For Rynders, the song “Anthems” by the up-and-coming indie band Broken Social Scene is the perfect social commentary on the superficiality that comes with adolescence.
“There’s so much going on when you’re 17,” says the 26-year-old University of Nevada, Reno, student. “You’re so scared of being different.”
During a rehearsal of this piece, Rynders instructs seven UNR students to really try to look ugly. As the eerie, electronic whisper chants over the banjo-heavy anthem, the dancers drag their hands down their faces in the most unattractive manner possible. Rynders says this took a lot of practice.
“These are down-to-earth girls, and it was still hard for them to make themselves ugly,” she says. “It’s just part of our culture; we never want to look bad.”
Rynders says this is an important part of the symbolic dance because even if teens feel ugly and insecure on the inside, they still feel they have to look good on the outside. The dance deals with some serious issues, but it’s also playful and fun.
While most of the pieces in Movements in Truth would be considered modern dance, Rynders would not call “Anthems” a modern piece.
“It’s fast, jazzy movements,” she says.
Rynders choreographed two other pieces for the performance, both far more personal than the generalized message presented in “Anthems.” In her dance solo performed to the song “Mole” by the Mountain Goats, she uses dance as a healing process, dancing to deal with emotions brought about by her brother’s problems.
“My brother is in jail for crystal meth,” Rynders says. “His addiction has been an eye-opener for me. Your own brother stealing thousands of dollars from someone he loves—from you.

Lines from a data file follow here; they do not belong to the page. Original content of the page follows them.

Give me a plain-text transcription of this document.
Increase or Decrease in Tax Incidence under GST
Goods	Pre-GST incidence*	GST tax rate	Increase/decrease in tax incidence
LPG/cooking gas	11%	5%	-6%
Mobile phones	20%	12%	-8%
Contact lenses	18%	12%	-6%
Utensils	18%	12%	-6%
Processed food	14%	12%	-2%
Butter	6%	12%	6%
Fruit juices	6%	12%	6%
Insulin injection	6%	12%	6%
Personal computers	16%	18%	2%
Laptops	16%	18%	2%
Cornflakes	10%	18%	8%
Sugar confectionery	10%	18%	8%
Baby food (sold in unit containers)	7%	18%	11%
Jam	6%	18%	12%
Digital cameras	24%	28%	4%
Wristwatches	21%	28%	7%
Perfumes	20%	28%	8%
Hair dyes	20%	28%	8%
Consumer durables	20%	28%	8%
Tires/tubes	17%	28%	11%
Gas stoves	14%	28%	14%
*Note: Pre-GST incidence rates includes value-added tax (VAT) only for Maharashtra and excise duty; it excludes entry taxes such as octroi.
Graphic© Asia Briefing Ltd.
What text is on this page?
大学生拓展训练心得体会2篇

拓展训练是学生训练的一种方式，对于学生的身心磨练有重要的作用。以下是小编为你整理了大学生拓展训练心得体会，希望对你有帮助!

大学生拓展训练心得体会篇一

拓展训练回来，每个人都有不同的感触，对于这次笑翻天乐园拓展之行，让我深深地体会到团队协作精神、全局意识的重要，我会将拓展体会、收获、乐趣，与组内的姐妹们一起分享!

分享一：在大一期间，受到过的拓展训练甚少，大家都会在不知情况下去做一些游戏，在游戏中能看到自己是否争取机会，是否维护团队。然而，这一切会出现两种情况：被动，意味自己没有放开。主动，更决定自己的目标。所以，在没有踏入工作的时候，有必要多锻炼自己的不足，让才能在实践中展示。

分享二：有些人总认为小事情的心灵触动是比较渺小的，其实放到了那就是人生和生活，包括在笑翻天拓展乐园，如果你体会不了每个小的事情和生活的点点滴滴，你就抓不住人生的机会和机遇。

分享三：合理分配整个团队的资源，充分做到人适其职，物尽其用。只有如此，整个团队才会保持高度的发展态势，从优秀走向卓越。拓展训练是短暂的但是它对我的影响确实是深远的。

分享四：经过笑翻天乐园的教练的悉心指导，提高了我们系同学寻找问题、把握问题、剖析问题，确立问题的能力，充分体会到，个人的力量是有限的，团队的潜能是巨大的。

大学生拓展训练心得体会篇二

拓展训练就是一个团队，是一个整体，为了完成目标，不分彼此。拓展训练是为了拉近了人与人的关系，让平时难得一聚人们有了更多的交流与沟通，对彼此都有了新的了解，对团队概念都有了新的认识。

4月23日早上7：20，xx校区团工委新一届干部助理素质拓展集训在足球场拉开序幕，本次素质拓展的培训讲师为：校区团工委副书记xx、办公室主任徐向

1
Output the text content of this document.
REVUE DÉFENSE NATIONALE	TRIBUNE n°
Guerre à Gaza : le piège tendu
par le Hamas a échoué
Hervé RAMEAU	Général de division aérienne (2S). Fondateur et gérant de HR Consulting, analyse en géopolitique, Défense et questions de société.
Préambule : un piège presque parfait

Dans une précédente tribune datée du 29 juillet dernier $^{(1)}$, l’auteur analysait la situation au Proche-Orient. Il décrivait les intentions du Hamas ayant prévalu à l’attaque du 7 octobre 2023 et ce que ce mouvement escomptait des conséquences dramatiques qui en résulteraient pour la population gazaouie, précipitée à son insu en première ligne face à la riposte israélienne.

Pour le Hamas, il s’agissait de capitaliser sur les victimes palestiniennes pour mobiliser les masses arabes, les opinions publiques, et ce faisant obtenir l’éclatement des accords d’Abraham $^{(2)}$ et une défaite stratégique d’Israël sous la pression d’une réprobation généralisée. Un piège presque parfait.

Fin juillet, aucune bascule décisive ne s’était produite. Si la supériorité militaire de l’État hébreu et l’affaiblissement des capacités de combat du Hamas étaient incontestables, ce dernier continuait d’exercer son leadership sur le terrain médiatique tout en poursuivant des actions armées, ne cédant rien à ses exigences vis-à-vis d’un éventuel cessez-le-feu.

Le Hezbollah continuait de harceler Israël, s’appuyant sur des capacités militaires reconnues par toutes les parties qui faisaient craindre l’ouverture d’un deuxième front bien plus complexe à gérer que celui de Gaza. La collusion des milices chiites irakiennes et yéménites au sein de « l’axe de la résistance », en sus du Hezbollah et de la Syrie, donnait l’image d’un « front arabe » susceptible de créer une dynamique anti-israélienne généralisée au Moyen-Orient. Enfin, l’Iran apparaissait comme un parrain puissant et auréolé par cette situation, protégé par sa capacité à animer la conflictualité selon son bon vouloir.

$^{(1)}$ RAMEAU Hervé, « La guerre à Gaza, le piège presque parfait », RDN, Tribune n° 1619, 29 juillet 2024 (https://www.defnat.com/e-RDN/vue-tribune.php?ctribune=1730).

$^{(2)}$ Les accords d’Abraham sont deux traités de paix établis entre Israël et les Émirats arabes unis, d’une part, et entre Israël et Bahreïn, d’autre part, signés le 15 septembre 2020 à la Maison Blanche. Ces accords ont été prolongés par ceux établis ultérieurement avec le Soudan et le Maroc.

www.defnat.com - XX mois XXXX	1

I think this dance helps me bring out the emotions I didn’t even know were there.”
Her other group piece, “Storyboard,” was choreographed to represent her life as her parents went through a divorce.
“Any good dancer becomes what they’re dancing,” Rynders says. “It was a good healing process for me. Going back brought out all these emotions, and I have to re-deal with it every time.”
When Rynders was putting the production together, she called on Hank Sichley and Mirva Makinen (a renowned choreographer who came from Finland for the occasion) to choreograph other pieces in Movements in Truth. Such pieces include Makinen’s 17-minute group piece called “Fly Bird” and an improvised piece by Makinen and Sichley.
Unlike Rynders, Makinen does not like to reveal the meaning of her dances.
“I’m not going to tell the message because I want people to see what they see," she says. "I have my own meaning, but I want people to see it for themselves."